The announcement of the improved Google Hangouts the other day worried many of us who use Google Talk (through third-party clients like Adium). Were they completely killing Jabber/XMPP? I tested some this morning, and found that I can chat between Hangouts and Adium. Then I found this article, which explains in a little more detail what’s going on:
There’s some bad news that comes with the new Hangout architecture, at least for others who want to have interoperability with Google chat users on the server side via XMPP. Google will not allow server-to-server connections. Chee Chew said that “we haven’t seen significant uptake” in federation with Google Talk via server-to-server connections. The majority of the uptake Google did see was from organizations or individuals looking to bombard Google Talk users with chat spam, Chew said. As a result, server-to-server XMPP has been left out of the consolidated Hangout environment.
That means that users of Jabber, OpenFire, and other open-source XMPP-based instant messaging servers won’t be able to tie into Hangouts through their own systems and will have to have separate Google credentials to chat with Google users.

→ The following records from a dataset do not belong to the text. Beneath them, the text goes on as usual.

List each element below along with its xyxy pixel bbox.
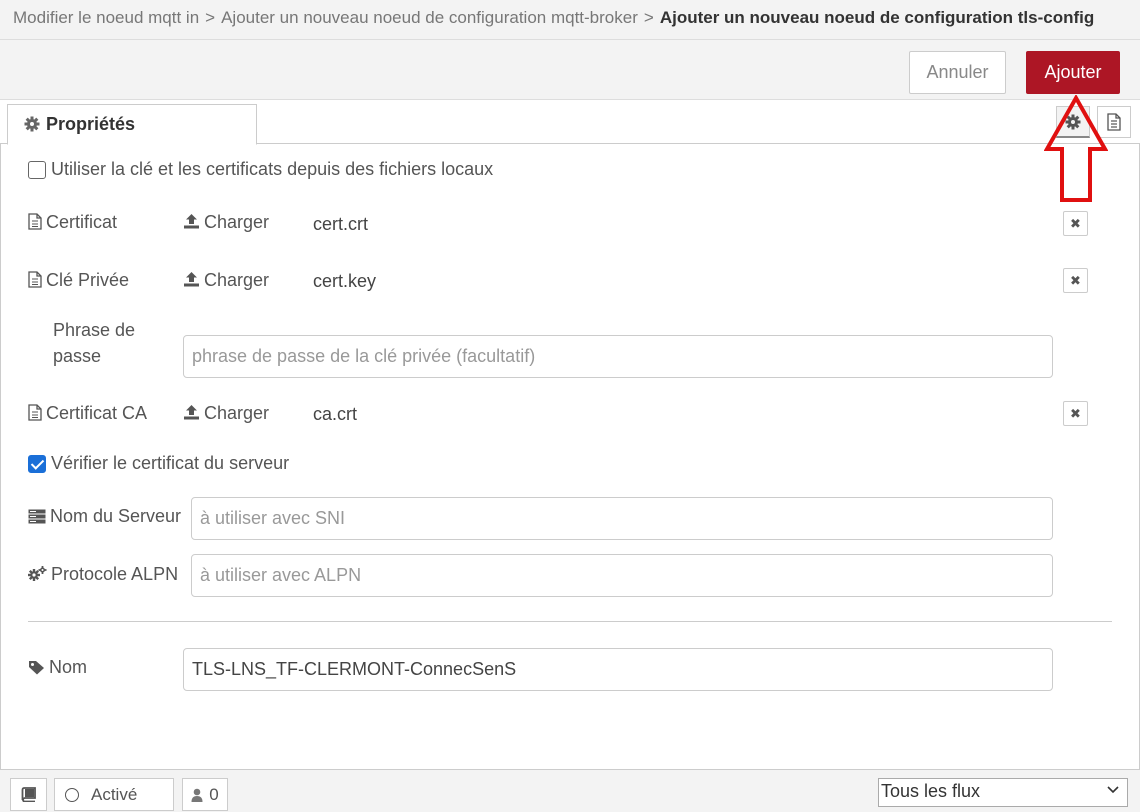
alpn-placeholder: à utiliser avec ALPN [200,565,362,585]
cancel-button[interactable]: Annuler [909,51,1006,94]
verify-server-label: Vérifier le certificat du serveur [51,453,290,473]
file-icon [28,404,42,421]
passphrase-input[interactable]: phrase de passe de la clé privée (facult… [183,335,1053,378]
file-icon [28,213,42,230]
document-icon [1107,113,1121,131]
tag-icon [29,661,44,675]
form-divider [28,621,1112,622]
server-name-input[interactable]: à utiliser avec SNI [191,497,1053,540]
help-button[interactable] [10,778,47,811]
close-icon: ✖ [1070,215,1081,231]
server-name-label-text: Nom du Serveur [50,506,182,526]
users-count-button[interactable]: 0 [182,778,228,811]
ca-certificate-upload-button[interactable]: Charger [183,403,269,424]
breadcrumb-item[interactable]: Modifier le noeud mqtt in [13,8,199,27]
alpn-label-text: Protocole ALPN [51,564,179,584]
breadcrumb-separator: > [643,8,654,27]
certificate-label-text: Certificat [46,212,118,232]
verify-server-checkbox[interactable] [28,455,46,473]
alpn-label: Protocole ALPN [28,564,178,585]
tab-label: Propriétés [46,114,136,134]
circle-icon [65,787,79,802]
server-icon [28,509,46,524]
upload-icon [184,214,199,229]
flux-select-value: Tous les flux [881,781,981,801]
tab-bar: Propriétés [0,100,1140,145]
alpn-input[interactable]: à utiliser avec ALPN [191,554,1053,597]
breadcrumb-current: Ajouter un nouveau noeud de configuratio… [659,8,1095,27]
upload-icon [184,272,199,287]
ca-certificate-clear-button[interactable]: ✖ [1063,401,1088,426]
gear-icon [24,116,40,132]
ca-certificate-label-text: Certificat CA [46,403,148,423]
file-icon [28,271,42,288]
name-value: TLS-LNS_TF-CLERMONT-ConnecSenS [192,659,517,679]
upload-icon [184,405,199,420]
server-name-placeholder: à utiliser avec SNI [200,508,346,528]
users-count: 0 [209,784,219,804]
ca-certificate-label: Certificat CA [28,403,147,424]
dialog-footer: Activé 0 Tous les flux [0,769,1140,812]
red-arrow-up-icon [1044,95,1108,202]
dialog-toolbar: Annuler Ajouter [0,40,1140,100]
user-icon [191,788,203,802]
cogs-icon [28,566,47,581]
private-key-label: Clé Privée [28,270,129,291]
add-button[interactable]: Ajouter [1026,51,1120,94]
local-files-checkbox[interactable] [28,161,46,179]
private-key-filename: cert.key [313,271,377,291]
passphrase-placeholder: phrase de passe de la clé privée (facult… [192,346,536,366]
upload-label: Charger [204,212,270,232]
name-label-text: Nom [49,657,88,677]
certificate-label: Certificat [28,212,117,233]
close-icon: ✖ [1070,405,1081,421]
local-files-label: Utiliser la clé et les certificats depui… [51,159,494,179]
certificate-filename: cert.crt [313,214,369,234]
server-name-label: Nom du Serveur [28,506,181,527]
upload-label: Charger [204,270,270,290]
enabled-toggle[interactable]: Activé [54,778,174,811]
passphrase-label-line2: passe [53,346,102,366]
close-icon: ✖ [1070,272,1081,288]
private-key-upload-button[interactable]: Charger [183,270,269,291]
passphrase-label-line1: Phrase de [53,320,136,340]
breadcrumb: Modifier le noeud mqtt in > Ajouter un nou… [0,0,1140,40]
breadcrumb-separator: > [205,8,216,27]
ca-certificate-filename: ca.crt [313,404,358,424]
chevron-down-icon [1107,786,1119,794]
upload-label: Charger [204,403,270,423]
flux-select[interactable]: Tous les flux [878,778,1128,807]
tab-properties[interactable]: Propriétés [7,104,257,145]
book-icon [21,787,36,802]
name-input[interactable]: TLS-LNS_TF-CLERMONT-ConnecSenS [183,648,1053,691]
private-key-clear-button[interactable]: ✖ [1063,268,1088,293]
enabled-label: Activé [91,784,138,804]
breadcrumb-item[interactable]: Ajouter un nouveau noeud de configuratio… [221,8,638,27]
certificate-upload-button[interactable]: Charger [183,212,269,233]
certificate-clear-button[interactable]: ✖ [1063,211,1088,236]
name-label: Nom [28,657,87,678]
private-key-label-text: Clé Privée [46,270,130,290]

But it doesn’t mean that Google has euthanized XMPP completely, as some have reported.
The good news is that Hangouts will still support client-to-server connections via XMPP, though only for one-to-one text chat. That means that Web and client-side chat applications that have used XMPP to connect to Google Talk will still be able to see presence information about their contacts in Google+ and chat with them via text in Hangouts.

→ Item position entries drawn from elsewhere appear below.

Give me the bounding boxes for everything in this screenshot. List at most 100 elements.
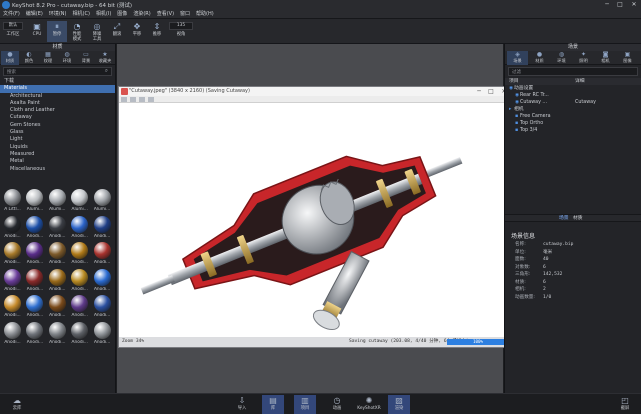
tab-image[interactable]: ▣ 图像 [617,51,638,65]
material-thumbnail[interactable]: Anodi... [69,241,90,267]
keyshotxr-button[interactable]: ✺ KeyShotXR [356,395,382,414]
material-thumbnail[interactable]: Alumi... [92,188,113,214]
copy-icon[interactable] [130,97,136,102]
tab-environments[interactable]: ◍ 环境 [58,51,76,65]
minimize-button[interactable]: ─ [600,0,614,10]
tree-item-gemstones[interactable]: Gem Stones [0,122,115,129]
denoise-button[interactable]: ◎ 降噪 工具 [87,21,107,42]
material-thumbnail[interactable]: Anodi... [69,321,90,347]
scene-tree-row[interactable]: ▪ Free Camera [505,113,641,120]
pause-button[interactable]: ⏸ 暂停 [47,21,67,42]
workspace-select[interactable]: 默认 工作区 [2,21,24,42]
cloud-library-button[interactable]: ☁ 云库 [6,395,28,414]
subtab-material[interactable]: 材质 [573,215,583,223]
scene-tree-row[interactable]: ◉Cutaway ... Cutaway [505,99,641,106]
material-thumbnail[interactable]: Anodi... [92,215,113,241]
library-search-input[interactable]: 搜索 ⌕ [3,67,112,76]
tree-item-glass[interactable]: Glass [0,129,115,136]
material-thumbnail[interactable]: Alumi... [47,188,68,214]
material-thumbnail[interactable]: Anodi... [92,268,113,294]
performance-mode-button[interactable]: ◔ 性能 模式 [67,21,87,42]
material-thumbnail[interactable]: Anodi... [24,215,45,241]
tree-item-architectural[interactable]: Architectural [0,93,115,100]
scene-filter-input[interactable]: 过滤 [508,67,638,76]
menu-environment[interactable]: 环境(N) [46,10,70,19]
tab-materials[interactable]: ● 材质 [1,51,19,65]
animation-button[interactable]: ◷ 动画 [326,395,348,414]
library-button[interactable]: ▤ 库 [262,395,284,414]
material-thumbnail[interactable]: Alumi... [69,188,90,214]
material-thumbnail[interactable]: Anodi... [47,268,68,294]
tree-item-axalta[interactable]: Axalta Paint [0,100,115,107]
scene-tree-row[interactable]: ◉动画设置 [505,85,641,92]
material-thumbnail[interactable]: Anodi... [2,321,23,347]
material-thumbnail[interactable]: Anodi... [69,294,90,320]
tree-item-cutaway[interactable]: Cutaway [0,114,115,121]
scene-tree-row[interactable]: ▪ Top Ortho [505,120,641,127]
menu-window[interactable]: 窗口 [177,10,193,19]
material-thumbnail[interactable]: Anodi... [24,268,45,294]
material-thumbnail[interactable]: Anodi... [47,241,68,267]
menu-render[interactable]: 渲染(R) [130,10,153,19]
menu-camera-2[interactable]: 相机(I) [93,10,114,19]
material-thumbnail[interactable]: Anodi... [92,294,113,320]
render-button[interactable]: ▨ 渲染 [388,395,410,414]
material-thumbnail[interactable]: Anodi... [92,321,113,347]
translate-button[interactable]: ⤢ 翻滚 [107,21,127,42]
tab-material[interactable]: ● 材质 [529,51,550,65]
material-thumbnail[interactable]: Anodi... [2,215,23,241]
zoom-icon[interactable] [148,97,154,102]
subtab-scene[interactable]: 场景 [559,215,569,223]
material-thumbnail[interactable]: Anodi... [47,215,68,241]
material-thumbnail[interactable]: Anodi... [2,241,23,267]
menu-camera[interactable]: 相机(C) [70,10,93,19]
tree-item-measured[interactable]: Measured [0,151,115,158]
project-button[interactable]: ▥ 项目 [294,395,316,414]
tree-item-cloth[interactable]: Cloth and Leather [0,107,115,114]
tab-backgrounds[interactable]: ▭ 背景 [77,51,95,65]
pan-button[interactable]: ✥ 平移 [127,21,147,42]
material-thumbnail[interactable]: Anodi... [92,241,113,267]
dolly-button[interactable]: ⇕ 推移 [147,21,167,42]
scene-tree-row[interactable]: ▸ 相机 [505,106,641,113]
material-thumbnail[interactable]: Anodi... [69,215,90,241]
image-maximize-button[interactable]: □ [485,87,497,96]
tab-colors[interactable]: ◐ 颜色 [20,51,38,65]
tree-item-materials[interactable]: Materials [0,85,115,93]
tab-environment[interactable]: ◍ 环境 [551,51,572,65]
menu-view[interactable]: 查看(V) [154,10,177,19]
material-thumbnail[interactable]: Anodi... [47,294,68,320]
tree-item-light[interactable]: Light [0,136,115,143]
material-thumbnail[interactable]: Anodi... [24,241,45,267]
material-thumbnail[interactable]: Anodi... [24,321,45,347]
cpu-button[interactable]: ▣ CPU [27,21,47,42]
fov-control[interactable]: 135 视角 [168,21,194,42]
material-thumbnail[interactable]: Anodi... [47,321,68,347]
tab-textures[interactable]: ▦ 纹理 [39,51,57,65]
image-minimize-button[interactable]: ─ [473,87,485,96]
tab-lighting[interactable]: ✦ 照明 [573,51,594,65]
tree-item-liquids[interactable]: Liquids [0,144,115,151]
menu-image[interactable]: 图像 [114,10,130,19]
menu-file[interactable]: 文件(F) [0,10,23,19]
tree-item-metal[interactable]: Metal [0,158,115,165]
import-button[interactable]: ⇩ 导入 [231,395,253,414]
material-thumbnail[interactable]: A Littl... [2,188,23,214]
scene-tree-row[interactable]: ◉Rear RC Tr... [505,92,641,99]
material-thumbnail[interactable]: Anodi... [2,268,23,294]
close-button[interactable]: ✕ [627,0,641,10]
maximize-button[interactable]: □ [613,0,627,10]
tree-item-downloads[interactable]: 下载 [0,78,115,85]
scene-tree-row[interactable]: ▪ Top 3/4 [505,127,641,134]
tree-item-misc[interactable]: Miscellaneous [0,166,115,173]
tab-camera[interactable]: ◙ 相机 [595,51,616,65]
material-thumbnail[interactable]: Anodi... [2,294,23,320]
tab-favorites[interactable]: ★ 收藏夹 [96,51,114,65]
fit-icon[interactable] [139,97,145,102]
material-thumbnail[interactable]: Alumi... [24,188,45,214]
material-thumbnail[interactable]: Anodi... [69,268,90,294]
material-thumbnail[interactable]: Anodi... [24,294,45,320]
tab-scene[interactable]: ◈ 场景 [507,51,528,65]
save-icon[interactable] [121,97,127,102]
menu-help[interactable]: 帮助(H) [193,10,217,19]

So the grand, federated world where all kinds of chat services interoperated is dead. At least, it’s not happening through google. Which I think we knew anyway – I think they killed at least some degree of XMPP federation some time ago. And I’m not sure anyone ever really tried to make it work anyway.
Shame, though, that these companies can’t just try to get along. Remember when Apple promised that FaceTime would be an open, interporable standard?